Mas o tempo passou, insistiu, é como enfiar a mão num saco e tirar uma pedra ao azar. Como a história da foto encontrada na revista, depois é que fiz a relação. A ordem é pra não cruzar isso com aquilo, mas não posso evitar. Virei a página e lá estava ela. Hoje é como um relógio quebrado, não tem antes nem depois. Olhei muito. Senti uma aflição, talvez a única coisa que restou do sofrimento. O fotógrafo devia estar na plataforma quando bateu o instantâneo. Parecia um grupo a caminho do trabalho, não me lembro direito, acho que estavam sendo procurados. Seis ou sete amontoados num trem. Eram quase todos negros, mas também pardos e um puxando pra branco. Mas só dois estavam realmente visíveis, porque havia muitas sombras e a luz deslumbrava. Também melancolia, um clima pesado. Nessa época eu já andava no trem. E o que ocupava o centro era igual a Laudelino.
Sei, pelas datas talvez seja impossível, fiquei confusa depois de tanta pergunta. Acho que a impressão veio arrastada pelo poema, escrito a tinta no fino lençol. Na época tivemos mesmo de sumir com um mimeógrafo, estavam passando pente-fino depois que estouraram o aparelho. Fomos descendo a rua Valparaíso mortas de medo, com ele na cabeça. Aí passou um gari com sua carrocinha, ofereceu pra levar o mimeógrafo até a praça Saenz Peña. Fomos atrás dando risadinhas, quem podia desconfiar de tal esconderijo caído do céu para o asfalto da rua? Depois disso passamos pelas veraneios com a tranquilidade de pombas, a maior comunhão de interesses e sentimentos, gracejou Laís.

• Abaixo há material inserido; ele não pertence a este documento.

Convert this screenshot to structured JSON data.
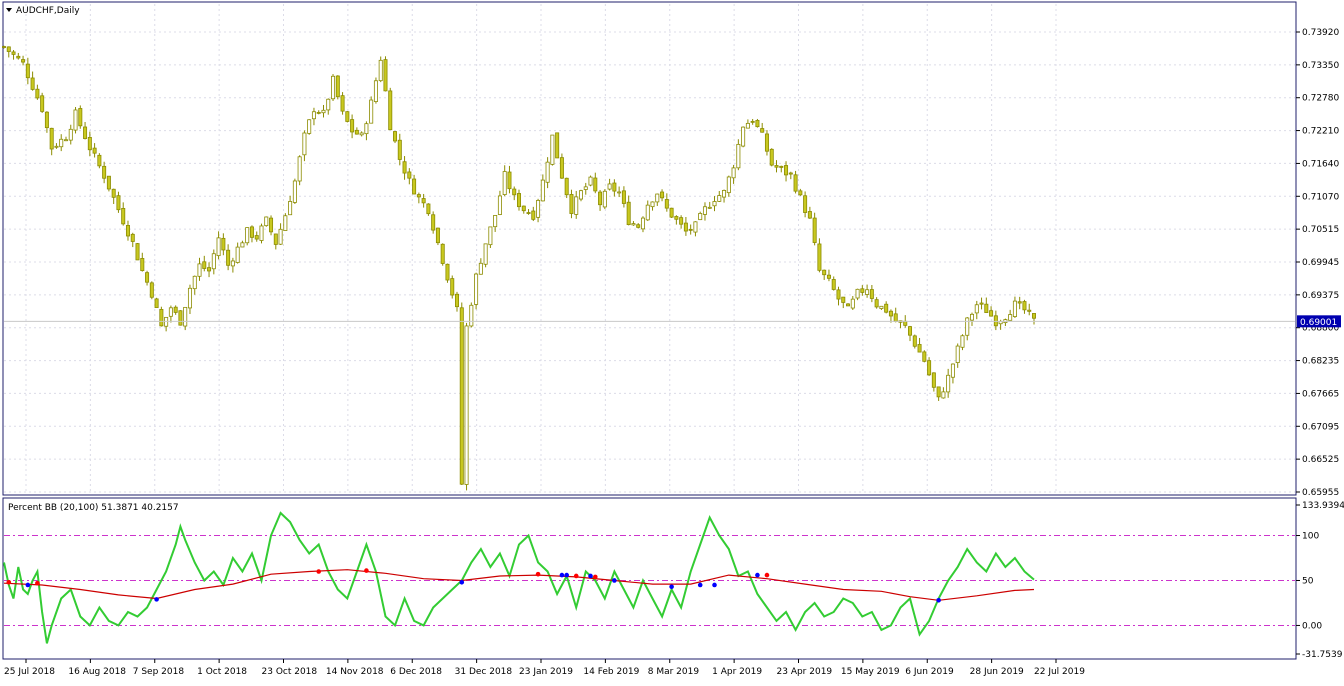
{
  "window": {
    "title": "AUDCHF,Daily",
    "menu_icon": "triangle-down-icon"
  },
  "indicator": {
    "title": "Percent BB (20,100) 51.3871 40.2157"
  },
  "colors": {
    "background": "#ffffff",
    "frame": "#1f1f6b",
    "grid": "#dcdce8",
    "candle": "#8c8c00",
    "candle_fill": "#c8c820",
    "price_label_bg": "#0000b0",
    "percent_line": "#33cc33",
    "ma_line": "#cc0000",
    "level_line": "#cc33cc",
    "dot_red": "#ff0000",
    "dot_blue": "#0000ff"
  },
  "chart_data": [
    {
      "type": "candlestick",
      "symbol": "AUDCHF",
      "timeframe": "Daily",
      "y_axis_ticks": [
        "0.73920",
        "0.73350",
        "0.72780",
        "0.72210",
        "0.71640",
        "0.71070",
        "0.70515",
        "0.69945",
        "0.69375",
        "0.68800",
        "0.68235",
        "0.67665",
        "0.67095",
        "0.66525",
        "0.65955"
      ],
      "ylim": [
        0.65955,
        0.742
      ],
      "current_price": "0.69001",
      "x_axis_ticks": [
        "25 Jul 2018",
        "16 Aug 2018",
        "7 Sep 2018",
        "1 Oct 2018",
        "23 Oct 2018",
        "14 Nov 2018",
        "6 Dec 2018",
        "31 Dec 2018",
        "23 Jan 2019",
        "14 Feb 2019",
        "8 Mar 2019",
        "1 Apr 2019",
        "23 Apr 2019",
        "15 May 2019",
        "6 Jun 2019",
        "28 Jun 2019",
        "22 Jul 2019"
      ],
      "close_path": [
        [
          0,
          0.739
        ],
        [
          4,
          0.736
        ],
        [
          8,
          0.728
        ],
        [
          10,
          0.721
        ],
        [
          13,
          0.723
        ],
        [
          15,
          0.727
        ],
        [
          18,
          0.721
        ],
        [
          21,
          0.716
        ],
        [
          24,
          0.71
        ],
        [
          27,
          0.704
        ],
        [
          29,
          0.699
        ],
        [
          31,
          0.695
        ],
        [
          33,
          0.689
        ],
        [
          35,
          0.6925
        ],
        [
          37,
          0.69
        ],
        [
          39,
          0.696
        ],
        [
          41,
          0.7
        ],
        [
          43,
          0.699
        ],
        [
          45,
          0.705
        ],
        [
          47,
          0.7
        ],
        [
          49,
          0.703
        ],
        [
          51,
          0.706
        ],
        [
          53,
          0.705
        ],
        [
          55,
          0.708
        ],
        [
          57,
          0.704
        ],
        [
          59,
          0.709
        ],
        [
          61,
          0.715
        ],
        [
          63,
          0.723
        ],
        [
          65,
          0.728
        ],
        [
          67,
          0.727
        ],
        [
          69,
          0.733
        ],
        [
          71,
          0.727
        ],
        [
          73,
          0.724
        ],
        [
          75,
          0.723
        ],
        [
          77,
          0.729
        ],
        [
          79,
          0.737
        ],
        [
          81,
          0.725
        ],
        [
          83,
          0.719
        ],
        [
          85,
          0.715
        ],
        [
          87,
          0.712
        ],
        [
          89,
          0.71
        ],
        [
          91,
          0.704
        ],
        [
          93,
          0.698
        ],
        [
          95,
          0.692
        ],
        [
          96,
          0.661
        ],
        [
          97,
          0.689
        ],
        [
          99,
          0.698
        ],
        [
          101,
          0.704
        ],
        [
          103,
          0.709
        ],
        [
          105,
          0.716
        ],
        [
          107,
          0.712
        ],
        [
          109,
          0.71
        ],
        [
          111,
          0.709
        ],
        [
          113,
          0.715
        ],
        [
          115,
          0.723
        ],
        [
          117,
          0.716
        ],
        [
          119,
          0.71
        ],
        [
          121,
          0.713
        ],
        [
          123,
          0.715
        ],
        [
          125,
          0.711
        ],
        [
          127,
          0.714
        ],
        [
          129,
          0.713
        ],
        [
          131,
          0.708
        ],
        [
          133,
          0.707
        ],
        [
          135,
          0.711
        ],
        [
          137,
          0.713
        ],
        [
          139,
          0.71
        ],
        [
          141,
          0.708
        ],
        [
          143,
          0.706
        ],
        [
          145,
          0.707
        ],
        [
          147,
          0.71
        ],
        [
          149,
          0.712
        ],
        [
          151,
          0.713
        ],
        [
          153,
          0.718
        ],
        [
          155,
          0.725
        ],
        [
          157,
          0.726
        ],
        [
          159,
          0.723
        ],
        [
          161,
          0.718
        ],
        [
          163,
          0.717
        ],
        [
          165,
          0.716
        ],
        [
          167,
          0.712
        ],
        [
          169,
          0.708
        ],
        [
          171,
          0.699
        ],
        [
          173,
          0.697
        ],
        [
          175,
          0.694
        ],
        [
          177,
          0.692
        ],
        [
          179,
          0.695
        ],
        [
          181,
          0.696
        ],
        [
          183,
          0.693
        ],
        [
          185,
          0.692
        ],
        [
          187,
          0.69
        ],
        [
          189,
          0.689
        ],
        [
          191,
          0.686
        ],
        [
          193,
          0.683
        ],
        [
          195,
          0.678
        ],
        [
          196,
          0.676
        ],
        [
          198,
          0.68
        ],
        [
          200,
          0.685
        ],
        [
          202,
          0.69
        ],
        [
          204,
          0.693
        ],
        [
          206,
          0.692
        ],
        [
          208,
          0.69
        ],
        [
          210,
          0.691
        ],
        [
          212,
          0.693
        ],
        [
          214,
          0.692
        ],
        [
          216,
          0.69
        ]
      ]
    },
    {
      "type": "line",
      "title": "Percent BB (20,100) 51.3871 40.2157",
      "y_axis_ticks": [
        "133.9394",
        "100",
        "50",
        "0.00",
        "-31.7539"
      ],
      "ylim": [
        -31.7539,
        133.9394
      ],
      "levels": [
        100,
        50,
        0
      ],
      "series": [
        {
          "name": "Percent BB",
          "points": [
            [
              0,
              70
            ],
            [
              1,
              45
            ],
            [
              2,
              30
            ],
            [
              3,
              65
            ],
            [
              4,
              40
            ],
            [
              5,
              35
            ],
            [
              6,
              50
            ],
            [
              7,
              60
            ],
            [
              8,
              15
            ],
            [
              9,
              -20
            ],
            [
              10,
              0
            ],
            [
              12,
              30
            ],
            [
              14,
              40
            ],
            [
              16,
              10
            ],
            [
              18,
              0
            ],
            [
              20,
              20
            ],
            [
              22,
              5
            ],
            [
              24,
              0
            ],
            [
              26,
              15
            ],
            [
              28,
              10
            ],
            [
              30,
              20
            ],
            [
              32,
              40
            ],
            [
              34,
              60
            ],
            [
              36,
              90
            ],
            [
              37,
              110
            ],
            [
              38,
              95
            ],
            [
              40,
              70
            ],
            [
              42,
              50
            ],
            [
              44,
              60
            ],
            [
              46,
              45
            ],
            [
              48,
              75
            ],
            [
              50,
              60
            ],
            [
              52,
              80
            ],
            [
              54,
              50
            ],
            [
              56,
              100
            ],
            [
              58,
              125
            ],
            [
              60,
              115
            ],
            [
              62,
              95
            ],
            [
              64,
              80
            ],
            [
              66,
              90
            ],
            [
              68,
              60
            ],
            [
              70,
              40
            ],
            [
              72,
              30
            ],
            [
              74,
              60
            ],
            [
              76,
              90
            ],
            [
              78,
              60
            ],
            [
              80,
              10
            ],
            [
              82,
              0
            ],
            [
              84,
              30
            ],
            [
              86,
              5
            ],
            [
              88,
              0
            ],
            [
              90,
              20
            ],
            [
              92,
              30
            ],
            [
              94,
              40
            ],
            [
              96,
              50
            ],
            [
              98,
              70
            ],
            [
              100,
              85
            ],
            [
              102,
              65
            ],
            [
              104,
              80
            ],
            [
              106,
              55
            ],
            [
              108,
              90
            ],
            [
              110,
              100
            ],
            [
              112,
              70
            ],
            [
              114,
              60
            ],
            [
              116,
              35
            ],
            [
              118,
              55
            ],
            [
              120,
              20
            ],
            [
              122,
              60
            ],
            [
              124,
              50
            ],
            [
              126,
              30
            ],
            [
              128,
              60
            ],
            [
              130,
              40
            ],
            [
              132,
              20
            ],
            [
              134,
              50
            ],
            [
              136,
              30
            ],
            [
              138,
              10
            ],
            [
              140,
              40
            ],
            [
              142,
              20
            ],
            [
              144,
              60
            ],
            [
              146,
              90
            ],
            [
              148,
              120
            ],
            [
              150,
              100
            ],
            [
              152,
              85
            ],
            [
              154,
              55
            ],
            [
              156,
              60
            ],
            [
              158,
              35
            ],
            [
              160,
              20
            ],
            [
              162,
              5
            ],
            [
              164,
              15
            ],
            [
              166,
              -5
            ],
            [
              168,
              15
            ],
            [
              170,
              25
            ],
            [
              172,
              10
            ],
            [
              174,
              15
            ],
            [
              176,
              30
            ],
            [
              178,
              25
            ],
            [
              180,
              10
            ],
            [
              182,
              15
            ],
            [
              184,
              -5
            ],
            [
              186,
              0
            ],
            [
              188,
              20
            ],
            [
              190,
              30
            ],
            [
              192,
              -10
            ],
            [
              194,
              5
            ],
            [
              196,
              30
            ],
            [
              198,
              50
            ],
            [
              200,
              65
            ],
            [
              202,
              85
            ],
            [
              204,
              70
            ],
            [
              206,
              60
            ],
            [
              208,
              80
            ],
            [
              210,
              65
            ],
            [
              212,
              75
            ],
            [
              214,
              60
            ],
            [
              216,
              51
            ]
          ]
        },
        {
          "name": "Signal",
          "points": [
            [
              0,
              47
            ],
            [
              8,
              45
            ],
            [
              16,
              40
            ],
            [
              24,
              34
            ],
            [
              32,
              30
            ],
            [
              40,
              40
            ],
            [
              48,
              46
            ],
            [
              56,
              57
            ],
            [
              64,
              60
            ],
            [
              72,
              62
            ],
            [
              80,
              58
            ],
            [
              88,
              52
            ],
            [
              96,
              50
            ],
            [
              104,
              55
            ],
            [
              112,
              56
            ],
            [
              120,
              54
            ],
            [
              128,
              50
            ],
            [
              136,
              46
            ],
            [
              144,
              46
            ],
            [
              152,
              56
            ],
            [
              160,
              52
            ],
            [
              168,
              46
            ],
            [
              176,
              40
            ],
            [
              184,
              38
            ],
            [
              190,
              32
            ],
            [
              196,
              28
            ],
            [
              204,
              33
            ],
            [
              212,
              39
            ],
            [
              216,
              40
            ]
          ]
        }
      ],
      "markers_red": [
        [
          1,
          48
        ],
        [
          7,
          47
        ],
        [
          66,
          60
        ],
        [
          76,
          61
        ],
        [
          112,
          57
        ],
        [
          120,
          55
        ],
        [
          124,
          54
        ],
        [
          160,
          56
        ]
      ],
      "markers_blue": [
        [
          5,
          45
        ],
        [
          32,
          29
        ],
        [
          96,
          48
        ],
        [
          117,
          56
        ],
        [
          118,
          56
        ],
        [
          123,
          55
        ],
        [
          128,
          50
        ],
        [
          140,
          43
        ],
        [
          146,
          45
        ],
        [
          149,
          45
        ],
        [
          158,
          56
        ],
        [
          196,
          28
        ]
      ]
    }
  ]
}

Acho que achei parecido, daí recortei a foto e guardei, o que deu o maior problema. Quando procurei anos depois, tinha sumido.
Disse que o calor de março era uma chapa ardente, a saudade da água fria do mar entre as coxas entristecia, o suor escorrendo, o matraquear do trem mastigando alto a poeirada do subúrbio, me levando pra Matadouro. Porque o colégio era junto de um abate de animais. O cheiro de carne crua ficava colado na roupa e no cabelo, tinha que lavar a cabeça todos os dias quando chegava em casa. Sonhava com os bichos pacíficos sendo degolados. E também não podia desviar os olhos dos urubus. Aquele voo bonito, pareciam os mesmos de minha infância, flutuando no vento com as asas paradas. Recortados em pano preto. O lugar também era Matadouro, porque do mesmo modo tinha um abate perto do rio. A molecada andava em cima do dique pra espiar. Eu também, embora fechasse os olhos na hora em que os bois entendiam tudo, iam recuando, recuando. O governo mandou fazer o dique por causa das enchentes. Só que foi construído atrás da vila operária. Quando o rio enchia, invadia as casas, estragava tudo. Era um bairro operário.
O colégio também ficava num bairro operário. Às vezes diziam que os meninos eram maltratados em casa, desconfiavam daquela gente bruta, não sei. Mas os delicados também não adiantam nada, não conhecem a gente. Houve o caso de um jogral que a professora queria ensaiar, mas a culpa não foi da mãe. Porque ninguém sabia ler direito na casa do menino. Um vizinho que chegou bêbado disse à mãe que era um bilhete da professora para dar uma surra no filho. Ela deu. O menino chegou todo rebentado na escola, a senhora, hein?, por que fez isso?, a professora desatinou, chorou muito, assoou o nariz com papel higiênico a tarde toda, não pôde trabalhar. Chamou a mãe. A mãe só disse, a senhora mandou, né?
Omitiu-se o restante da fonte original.